Sabato 20 gennaio, l’esercito nazionale turco ha reso noto di aver bombardato rifugi e nascondigli usati dai combattenti dei tre gruppi nemici a maggioranza curda: il Partito dei lavoratori del Kurdistan (PKK), il Partito dell’Unione Democratica (PYD), e l’Unità di Protezione Popolare (YPG). L’offensiva turca è stata innescata dagli spari di alcuni militanti che hanno bersagliato le posizioni dell’esercito turco all’interno dei suoi confini nazionali. Aerei da guerra turchi che sorvolavano Afrin hanno in seguito colpito le posizioni di alcune milizie curde spalleggiate dagli Stati Uniti; in particolare, il bersaglio sarebbe stato un distaccamento dell’Unità di Protezione Popolare curda. Stando alle testimonianze di alcuni membri dell’Unità di Protezione Popolare, i raid aerei hanno provocato diversi feriti, sebbene ancora non sia chiaro quanti. Rojhat Roj, un portavoce del gruppo sul posto, ha affermato che al momento non ci sono veri e propri scontri tra le forze turche e quelle dell’Unità di Protezione Popolare, bensì solo schermaglie al confine del distretto con la Turchia.

Nel corso della giornata, Erdogan ha affermato che il suo esercito distruggerà gradualmente il “corridoio del terrore” ad Afrin, come è già avvenuto con le operazioni a Jarabulus e a Medjez el-Bab, e come poi intende attuare a Manbij.  Il presidente turco ha confermato che l’operazione militare turca – che è stata denominata Operazione Ramo d’Olivo (Operation Olive Branch) – si concentrerà ad Afrin, distretto del nord della Siria, al confine con la Turchia. Tale regione di frontiera è controllata dai curdi, e per questo è vista dal presidente turco come una minaccia alla sicurezza nazionale.

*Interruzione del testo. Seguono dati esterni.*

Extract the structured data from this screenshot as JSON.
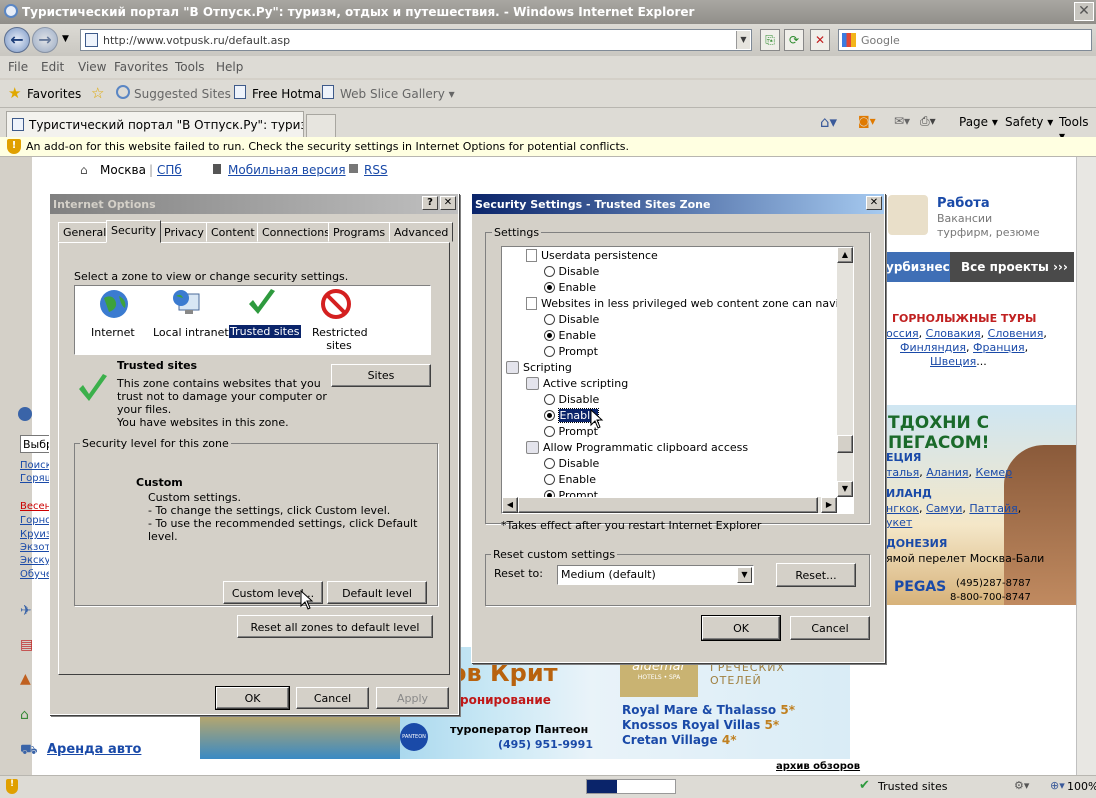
{
  "browser": {
    "window_title": "Туристический портал \"В Отпуск.Ру\": туризм, отдых и путешествия. - Windows Internet Explorer",
    "address": "http://www.votpusk.ru/default.asp",
    "search_placeholder": "Google",
    "menu": [
      "File",
      "Edit",
      "View",
      "Favorites",
      "Tools",
      "Help"
    ],
    "favorites_label": "Favorites",
    "suggested_sites": "Suggested Sites ▾",
    "free_hotmail": "Free Hotmail",
    "web_slice_gallery": "Web Slice Gallery ▾",
    "tab_title": "Туристический портал \"В Отпуск.Ру\": туризм, отд...",
    "commands": {
      "page": "Page ▾",
      "safety": "Safety ▾",
      "tools": "Tools ▾"
    },
    "infobar": "An add-on for this website failed to run. Check the security settings in Internet Options for potential conflicts.",
    "status_zone": "Trusted sites",
    "zoom": "100%"
  },
  "webpage": {
    "city_moscow": "Москва",
    "city_spb": "СПб",
    "mobile": "Мобильная версия",
    "rss": "RSS",
    "job_title": "Работа",
    "job_desc1": "Вакансии",
    "job_desc2": "турфирм, резюме",
    "biz_tab": "урбизнес",
    "all_projects": "Все проекты ›››",
    "ski_title": "ГОРНОЛЫЖНЫЕ ТУРЫ",
    "ski_row1": [
      "оссия",
      "Словакия",
      "Словения"
    ],
    "ski_row2": [
      "Финляндия",
      "Франция"
    ],
    "ski_row3": [
      "Швеция",
      "..."
    ],
    "pegas_headline": "ТДОХНИ С ПЕГАСОМ!",
    "pegas_greece": "ЕЦИЯ",
    "pegas_greece_links": [
      "талья",
      "Алания",
      "Кемер"
    ],
    "pegas_thai": "ИЛАНД",
    "pegas_thai_links": [
      "нгкок",
      "Самуи",
      "Паттайя"
    ],
    "pegas_thai_more": "укет",
    "pegas_indo": "ДОНЕЗИЯ",
    "pegas_indo_desc": "ямой перелет Москва-Бали",
    "pegas_brand": "PEGAS",
    "pegas_phone1": "(495)287-8787",
    "pegas_phone2": "8-800-700-8747",
    "left_items": [
      "Выбр",
      "Поиск",
      "Горящ",
      "Весен",
      "Горно",
      "Круиз",
      "Экзот",
      "Экску",
      "Обуче"
    ],
    "rent_car": "Аренда авто",
    "crete_title": "ов Крит",
    "crete_booking": "ронирование",
    "panteon_label": "туроператор Пантеон",
    "panteon_phone": "(495) 951-9991",
    "panteon_brand": "PANTEON",
    "aldemar_brand": "aldemar",
    "aldemar_sub": "HOTELS • SPA",
    "greek_hotels": "ГРЕЧЕСКИХ ОТЕЛЕЙ",
    "hotel1": "Royal Mare & Thalasso",
    "hotel1_stars": "5*",
    "hotel2": "Knossos Royal Villas",
    "hotel2_stars": "5*",
    "hotel3": "Cretan Village",
    "hotel3_stars": "4*",
    "archive": "архив обзоров"
  },
  "internet_options": {
    "title": "Internet Options",
    "tabs": [
      "General",
      "Security",
      "Privacy",
      "Content",
      "Connections",
      "Programs",
      "Advanced"
    ],
    "zone_prompt": "Select a zone to view or change security settings.",
    "zones": [
      "Internet",
      "Local intranet",
      "Trusted sites",
      "Restricted sites"
    ],
    "zone_heading": "Trusted sites",
    "zone_desc": [
      "This zone contains websites that you",
      "trust not to damage your computer or",
      "your files.",
      "You have websites in this zone."
    ],
    "sites_btn": "Sites",
    "level_group": "Security level for this zone",
    "level_title": "Custom",
    "level_desc": [
      "Custom settings.",
      "- To change the settings, click Custom level.",
      "- To use the recommended settings, click Default level."
    ],
    "custom_level_btn": "Custom level...",
    "default_level_btn": "Default level",
    "reset_all_btn": "Reset all zones to default level",
    "ok": "OK",
    "cancel": "Cancel",
    "apply": "Apply"
  },
  "security_settings": {
    "title": "Security Settings - Trusted Sites Zone",
    "settings_group": "Settings",
    "tree": {
      "userdata": "Userdata persistence",
      "userdata_opts": [
        "Disable",
        "Enable"
      ],
      "websites_less": "Websites in less privileged web content zone can navigate into",
      "websites_opts": [
        "Disable",
        "Enable",
        "Prompt"
      ],
      "scripting": "Scripting",
      "active_scripting": "Active scripting",
      "active_opts": [
        "Disable",
        "Enable",
        "Prompt"
      ],
      "clipboard": "Allow Programmatic clipboard access",
      "clipboard_opts": [
        "Disable",
        "Enable",
        "Prompt"
      ]
    },
    "note": "*Takes effect after you restart Internet Explorer",
    "reset_group": "Reset custom settings",
    "reset_to_label": "Reset to:",
    "reset_to_value": "Medium (default)",
    "reset_btn": "Reset...",
    "ok": "OK",
    "cancel": "Cancel"
  }
}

In questo contesto, la Russia si è schierata con la Siria. Nella giornata di sabato, Franz Klintsevich, membro del comitato per la sicurezza presso il Consiglio Federale della Russia – la camera alta del parlamento nazionale – ha riferito all’agenzia di stampa RIA che Mosca intende sostenere la Siria e fornirle assistenza diplomatica; inoltre, la Russia chiederà alle Nazioni Unite che la Turchia sospenda ogni operazione militare ad Afrin.
Anche il Dipartimento di Stato americano ha chiesto alla Turchia di concentrarsi sulla lotta contro i combattenti dello Stato Islamico, e ha definito “destabilizzante” l’attività che Ankara sta conducendo ad Afrin.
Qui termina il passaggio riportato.